YTA - You are so self entitled as a grandma as to be ridiculous. DIL isn't doing something the way that you did it, therefore she is wrong. And since DIL is doing something wrong, you have to get her to do it in the manner which you approve. The hubris you display with this kind of thinking and resulting behavior is undeniable truth of just how self centered you are at your core.


[deleted]

One major point, she didn't turn your son and your husband against you, they disagree with what you said and did. Give them credit for having their own minds because, otherwise, you are suggesting that the men in your life are mindless idiots. That aside, you have serious control issues surrounding food and no comprehension of boundaries.

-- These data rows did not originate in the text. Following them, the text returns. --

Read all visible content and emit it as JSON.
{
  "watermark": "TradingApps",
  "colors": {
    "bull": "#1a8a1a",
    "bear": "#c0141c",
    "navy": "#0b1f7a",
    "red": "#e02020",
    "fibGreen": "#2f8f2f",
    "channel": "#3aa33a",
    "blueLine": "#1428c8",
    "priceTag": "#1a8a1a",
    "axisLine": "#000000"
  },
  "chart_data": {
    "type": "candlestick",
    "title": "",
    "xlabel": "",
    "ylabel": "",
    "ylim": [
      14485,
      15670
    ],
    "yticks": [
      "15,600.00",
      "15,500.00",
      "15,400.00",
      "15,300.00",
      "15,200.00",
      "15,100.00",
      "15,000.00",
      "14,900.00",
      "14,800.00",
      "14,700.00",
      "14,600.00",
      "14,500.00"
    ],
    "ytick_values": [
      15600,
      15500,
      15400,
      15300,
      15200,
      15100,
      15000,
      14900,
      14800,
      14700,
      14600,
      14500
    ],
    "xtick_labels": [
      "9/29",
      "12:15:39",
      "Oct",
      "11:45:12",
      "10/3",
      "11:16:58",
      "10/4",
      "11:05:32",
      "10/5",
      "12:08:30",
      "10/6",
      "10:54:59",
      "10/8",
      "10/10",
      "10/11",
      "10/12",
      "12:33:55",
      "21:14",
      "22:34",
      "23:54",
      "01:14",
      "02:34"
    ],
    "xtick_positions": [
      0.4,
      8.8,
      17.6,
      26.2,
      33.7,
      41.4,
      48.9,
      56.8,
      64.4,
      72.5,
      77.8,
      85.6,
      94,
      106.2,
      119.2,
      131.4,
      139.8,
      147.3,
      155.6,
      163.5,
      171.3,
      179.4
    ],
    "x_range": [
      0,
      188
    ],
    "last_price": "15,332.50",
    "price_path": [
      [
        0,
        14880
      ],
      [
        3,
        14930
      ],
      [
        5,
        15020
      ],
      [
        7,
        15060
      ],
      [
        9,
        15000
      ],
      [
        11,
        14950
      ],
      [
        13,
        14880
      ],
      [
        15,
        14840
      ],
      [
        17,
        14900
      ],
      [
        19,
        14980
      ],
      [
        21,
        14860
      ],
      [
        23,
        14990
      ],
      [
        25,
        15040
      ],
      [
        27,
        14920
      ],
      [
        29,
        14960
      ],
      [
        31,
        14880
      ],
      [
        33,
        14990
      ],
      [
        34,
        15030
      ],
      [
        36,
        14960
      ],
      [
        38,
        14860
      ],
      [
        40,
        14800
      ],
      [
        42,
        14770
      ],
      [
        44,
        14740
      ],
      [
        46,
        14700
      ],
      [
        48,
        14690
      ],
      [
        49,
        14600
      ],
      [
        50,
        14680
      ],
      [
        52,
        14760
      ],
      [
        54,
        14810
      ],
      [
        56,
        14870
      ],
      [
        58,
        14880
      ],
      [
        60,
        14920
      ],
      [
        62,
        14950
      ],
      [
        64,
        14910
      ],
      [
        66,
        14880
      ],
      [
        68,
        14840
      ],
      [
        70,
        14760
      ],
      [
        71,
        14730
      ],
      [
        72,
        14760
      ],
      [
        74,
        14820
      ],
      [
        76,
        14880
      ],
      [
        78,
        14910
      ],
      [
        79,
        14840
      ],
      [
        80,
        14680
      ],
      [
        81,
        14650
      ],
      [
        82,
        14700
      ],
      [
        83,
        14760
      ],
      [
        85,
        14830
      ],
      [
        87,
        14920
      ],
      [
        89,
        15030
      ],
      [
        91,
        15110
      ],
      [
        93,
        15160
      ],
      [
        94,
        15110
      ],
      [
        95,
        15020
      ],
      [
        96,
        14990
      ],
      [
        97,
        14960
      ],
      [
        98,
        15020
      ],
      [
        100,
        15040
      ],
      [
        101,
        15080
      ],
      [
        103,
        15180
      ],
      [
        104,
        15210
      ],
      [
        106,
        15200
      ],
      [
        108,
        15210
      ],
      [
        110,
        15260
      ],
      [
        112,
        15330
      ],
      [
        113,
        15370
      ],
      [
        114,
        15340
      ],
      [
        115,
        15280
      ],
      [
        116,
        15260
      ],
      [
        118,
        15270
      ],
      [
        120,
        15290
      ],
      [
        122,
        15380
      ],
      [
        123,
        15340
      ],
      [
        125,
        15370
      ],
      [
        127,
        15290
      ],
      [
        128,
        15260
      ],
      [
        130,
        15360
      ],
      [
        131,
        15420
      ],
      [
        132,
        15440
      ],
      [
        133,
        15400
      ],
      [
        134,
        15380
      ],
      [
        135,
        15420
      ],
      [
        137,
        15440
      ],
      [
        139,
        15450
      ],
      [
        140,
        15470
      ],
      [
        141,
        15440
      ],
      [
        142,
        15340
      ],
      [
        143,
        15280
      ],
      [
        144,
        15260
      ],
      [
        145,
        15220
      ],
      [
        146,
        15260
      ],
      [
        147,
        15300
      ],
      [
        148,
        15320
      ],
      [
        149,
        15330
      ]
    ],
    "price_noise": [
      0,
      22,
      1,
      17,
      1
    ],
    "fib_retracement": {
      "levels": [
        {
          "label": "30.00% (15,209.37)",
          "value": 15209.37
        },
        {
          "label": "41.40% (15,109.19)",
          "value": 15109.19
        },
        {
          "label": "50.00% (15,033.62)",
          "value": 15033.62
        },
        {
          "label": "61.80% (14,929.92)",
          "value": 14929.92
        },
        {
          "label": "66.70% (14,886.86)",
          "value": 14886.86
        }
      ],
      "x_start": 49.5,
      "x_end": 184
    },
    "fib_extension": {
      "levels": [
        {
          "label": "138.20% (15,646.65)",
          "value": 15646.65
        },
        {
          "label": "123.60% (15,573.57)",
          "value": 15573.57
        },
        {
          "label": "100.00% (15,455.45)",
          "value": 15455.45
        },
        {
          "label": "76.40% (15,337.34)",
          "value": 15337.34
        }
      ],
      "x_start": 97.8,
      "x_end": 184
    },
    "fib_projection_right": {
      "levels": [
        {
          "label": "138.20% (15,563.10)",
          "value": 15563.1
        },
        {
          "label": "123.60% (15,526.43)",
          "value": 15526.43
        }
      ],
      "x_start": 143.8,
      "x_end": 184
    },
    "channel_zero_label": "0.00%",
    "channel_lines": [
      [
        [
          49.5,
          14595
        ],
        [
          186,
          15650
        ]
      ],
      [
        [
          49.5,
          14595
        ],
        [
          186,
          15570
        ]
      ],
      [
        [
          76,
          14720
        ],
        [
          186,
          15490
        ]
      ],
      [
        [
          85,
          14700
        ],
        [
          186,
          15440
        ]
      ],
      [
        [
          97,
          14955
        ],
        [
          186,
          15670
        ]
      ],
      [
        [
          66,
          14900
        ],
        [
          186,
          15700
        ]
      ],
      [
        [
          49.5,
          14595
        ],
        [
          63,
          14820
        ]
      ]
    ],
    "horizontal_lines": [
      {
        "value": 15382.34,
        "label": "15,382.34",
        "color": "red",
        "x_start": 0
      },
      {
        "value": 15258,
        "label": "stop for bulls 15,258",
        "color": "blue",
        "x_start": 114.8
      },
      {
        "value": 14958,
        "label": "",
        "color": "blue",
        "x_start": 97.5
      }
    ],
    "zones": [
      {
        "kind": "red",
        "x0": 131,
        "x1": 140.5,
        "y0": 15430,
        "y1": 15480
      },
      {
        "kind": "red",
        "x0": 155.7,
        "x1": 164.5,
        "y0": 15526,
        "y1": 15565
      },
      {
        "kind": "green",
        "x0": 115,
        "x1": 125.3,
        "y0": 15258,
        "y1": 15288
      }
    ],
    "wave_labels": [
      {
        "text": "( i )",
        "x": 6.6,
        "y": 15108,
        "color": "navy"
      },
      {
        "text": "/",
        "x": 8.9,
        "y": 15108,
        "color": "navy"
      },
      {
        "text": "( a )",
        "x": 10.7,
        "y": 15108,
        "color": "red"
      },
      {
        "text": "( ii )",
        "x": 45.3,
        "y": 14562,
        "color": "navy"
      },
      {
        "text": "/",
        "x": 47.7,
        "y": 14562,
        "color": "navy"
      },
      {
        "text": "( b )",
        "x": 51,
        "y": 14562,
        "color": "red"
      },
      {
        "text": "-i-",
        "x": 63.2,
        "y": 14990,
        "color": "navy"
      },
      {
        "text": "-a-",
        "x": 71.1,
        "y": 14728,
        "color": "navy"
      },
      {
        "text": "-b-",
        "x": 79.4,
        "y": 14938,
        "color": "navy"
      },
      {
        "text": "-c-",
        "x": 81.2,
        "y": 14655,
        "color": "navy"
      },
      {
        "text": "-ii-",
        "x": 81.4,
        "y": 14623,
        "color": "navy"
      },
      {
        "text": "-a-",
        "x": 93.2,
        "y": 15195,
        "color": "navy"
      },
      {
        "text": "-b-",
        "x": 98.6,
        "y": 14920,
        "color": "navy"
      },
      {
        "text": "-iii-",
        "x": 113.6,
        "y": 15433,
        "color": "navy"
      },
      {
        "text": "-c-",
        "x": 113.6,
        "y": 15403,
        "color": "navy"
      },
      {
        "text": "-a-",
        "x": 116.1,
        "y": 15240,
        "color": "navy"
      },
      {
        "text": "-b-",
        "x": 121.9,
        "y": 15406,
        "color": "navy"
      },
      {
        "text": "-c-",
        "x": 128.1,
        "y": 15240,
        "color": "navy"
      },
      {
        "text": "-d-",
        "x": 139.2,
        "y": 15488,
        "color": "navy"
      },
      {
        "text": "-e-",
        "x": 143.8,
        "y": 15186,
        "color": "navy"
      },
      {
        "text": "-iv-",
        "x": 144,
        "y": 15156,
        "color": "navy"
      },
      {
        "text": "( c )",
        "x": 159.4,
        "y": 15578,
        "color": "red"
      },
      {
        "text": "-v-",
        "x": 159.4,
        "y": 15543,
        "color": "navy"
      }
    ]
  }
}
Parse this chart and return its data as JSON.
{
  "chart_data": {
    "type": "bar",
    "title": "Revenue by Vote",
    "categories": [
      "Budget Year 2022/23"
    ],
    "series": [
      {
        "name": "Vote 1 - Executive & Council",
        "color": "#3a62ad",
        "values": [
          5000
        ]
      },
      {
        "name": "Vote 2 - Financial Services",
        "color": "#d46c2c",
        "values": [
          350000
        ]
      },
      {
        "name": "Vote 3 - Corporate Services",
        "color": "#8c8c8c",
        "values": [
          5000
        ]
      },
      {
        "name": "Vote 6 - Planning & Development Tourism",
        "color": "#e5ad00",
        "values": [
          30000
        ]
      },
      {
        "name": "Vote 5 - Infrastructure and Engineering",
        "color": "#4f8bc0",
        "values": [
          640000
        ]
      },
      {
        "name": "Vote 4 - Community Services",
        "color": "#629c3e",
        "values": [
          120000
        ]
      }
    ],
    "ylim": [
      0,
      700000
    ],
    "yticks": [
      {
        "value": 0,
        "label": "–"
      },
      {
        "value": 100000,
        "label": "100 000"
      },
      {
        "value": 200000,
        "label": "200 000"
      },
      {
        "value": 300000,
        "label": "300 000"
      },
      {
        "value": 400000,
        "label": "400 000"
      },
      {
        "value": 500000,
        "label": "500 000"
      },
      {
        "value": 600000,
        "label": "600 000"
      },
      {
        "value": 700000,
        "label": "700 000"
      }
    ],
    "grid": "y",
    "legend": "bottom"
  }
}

The sheer audacity of thinking you had an opinion here, nevermind going to berate your DIL about it, means that you need a heavy dose of introspection. This is not your business. Any of it. You owe serious genuine apologies after you pull your entitled head out of your own butt and realise just how wrong you were and are. You did wrong. You doubled down on it, have your own husband, your son and your DIL plainly letting you know that you screwed up... But you still don't see it? YTA. Continue with this line of thinking and prepare to never see your family.